What will happen, do you suppose, when they find out, as inevitably they must? It doesn’t promise a lot of suspense, does it? The only dramatic tension comes from waiting for Grace to tell him — and we know that the telling, when it comes, must ultimately only strengthen the bond between them, even though their first reaction is (rather improbably, I thought) to split up. But no one can suppose for a moment that a great guy like Bob, and a great gal like Grace, will do anything in the end but hurl themselves even more fervently into each other’s arms. Thus lacking in any real tension or conflict, the film turns away into girl talk between Grace and Megan (Miss Hunt), the best friend, and tired ethnic humor about the Italians and the Irish.

The girl talk is more successful than the attempts at ethnic jokes.

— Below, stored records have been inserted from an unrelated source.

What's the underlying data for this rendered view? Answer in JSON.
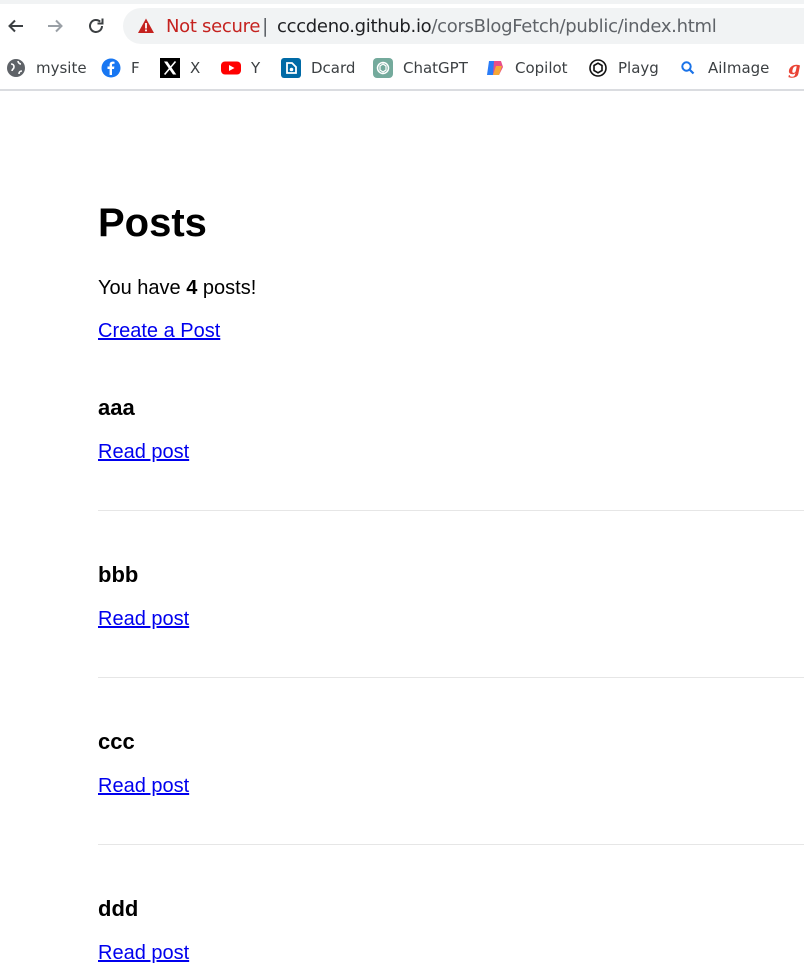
{
  "browser": {
    "security_label": "Not secure",
    "separator": "|",
    "url_host": "cccdeno.github.io",
    "url_path": "/corsBlogFetch/public/index.html"
  },
  "bookmarks": [
    {
      "label": "mysite",
      "icon": "globe-icon"
    },
    {
      "label": "F",
      "icon": "facebook-icon"
    },
    {
      "label": "X",
      "icon": "x-icon"
    },
    {
      "label": "Y",
      "icon": "youtube-icon"
    },
    {
      "label": "Dcard",
      "icon": "dcard-icon"
    },
    {
      "label": "ChatGPT",
      "icon": "chatgpt-icon"
    },
    {
      "label": "Copilot",
      "icon": "copilot-icon"
    },
    {
      "label": "Playg",
      "icon": "openai-icon"
    },
    {
      "label": "AiImage",
      "icon": "search-icon"
    }
  ],
  "page": {
    "title": "Posts",
    "count_prefix": "You have ",
    "count": "4",
    "count_suffix": " posts!",
    "create_link": "Create a Post",
    "posts": [
      {
        "title": "aaa",
        "link": "Read post"
      },
      {
        "title": "bbb",
        "link": "Read post"
      },
      {
        "title": "ccc",
        "link": "Read post"
      },
      {
        "title": "ddd",
        "link": "Read post"
      }
    ]
  },
  "colors": {
    "link": "#0000ee",
    "warning": "#c5221f"
  }
}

At one point Megan (Miss Hunt) advises Grace on how to behave on her first date with Bob. “Whatever you do, don’t shave your legs,” she tells her. “Then you won’t let it go too far…Hairy legs are your only link to reality.” The film’s heart-warming ethnicity is represented by Grace’s two grandpas — in addition to having heart disease, she’s an orphan — Grandpa Marty (Carroll O’Connor) and Grandpa Angelo (Robert Loggia), who naturally play not only the ethnic stuff but also the sentimental old codger stuff to the hilt. In the film’s favor, you have to say that it doesn’t go quite so far as to kill off misty-eyed Mr. O’Connor once his prayers are answered and he can give the couple his blessing.

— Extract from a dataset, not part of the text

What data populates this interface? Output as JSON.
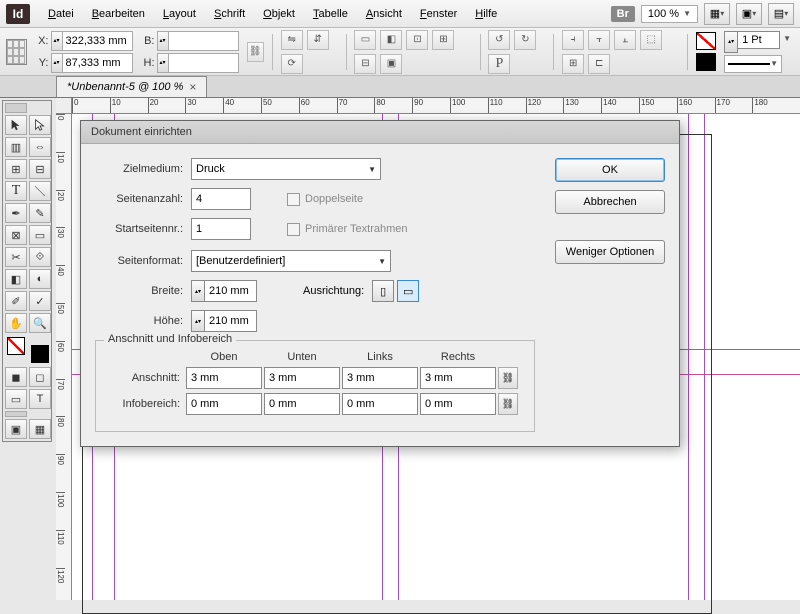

There are naturally a lot of double entendres about Grace’s operation. When she is anxious about how she looks, Grandpa reassures her: “You’re beautiful, and no one’s going to notice your chest.” Later, when he arranges a blind date for her, he tells her: “I told him you had your chest worked on” and — what do you think? — “he had a transplant too!” This turns out to be a hair-transplant, which the jerky recipient invites her to pull. But the best joke in the film may be when Bob, moping at home as usual, tries to reassure his friend Charlie (David Alan Grier) that he is productively employed in watching a Cubs game. Suspicious, Charlie asks what the score is. “Score?” says Bob, reaching for the TV remote and pointing it at the blank screen without result. “Score?” Then, tossing the remote over his shoulder he says, “Cubs are losing.”

Buoyed up by a few more jokes like this one and this unwieldy craft might have stayed afloat, but under the weight of the sorrows not only of Bob and Grandpa Marty and Grandpa Angelo but also of Sydney the gorilla and Mal the dog — to say nothing of an incidentally heart-warming but barely sketched-in romance between two of the old codgers at the restaurant — its attempt to touch the heart goes straight to the bottom.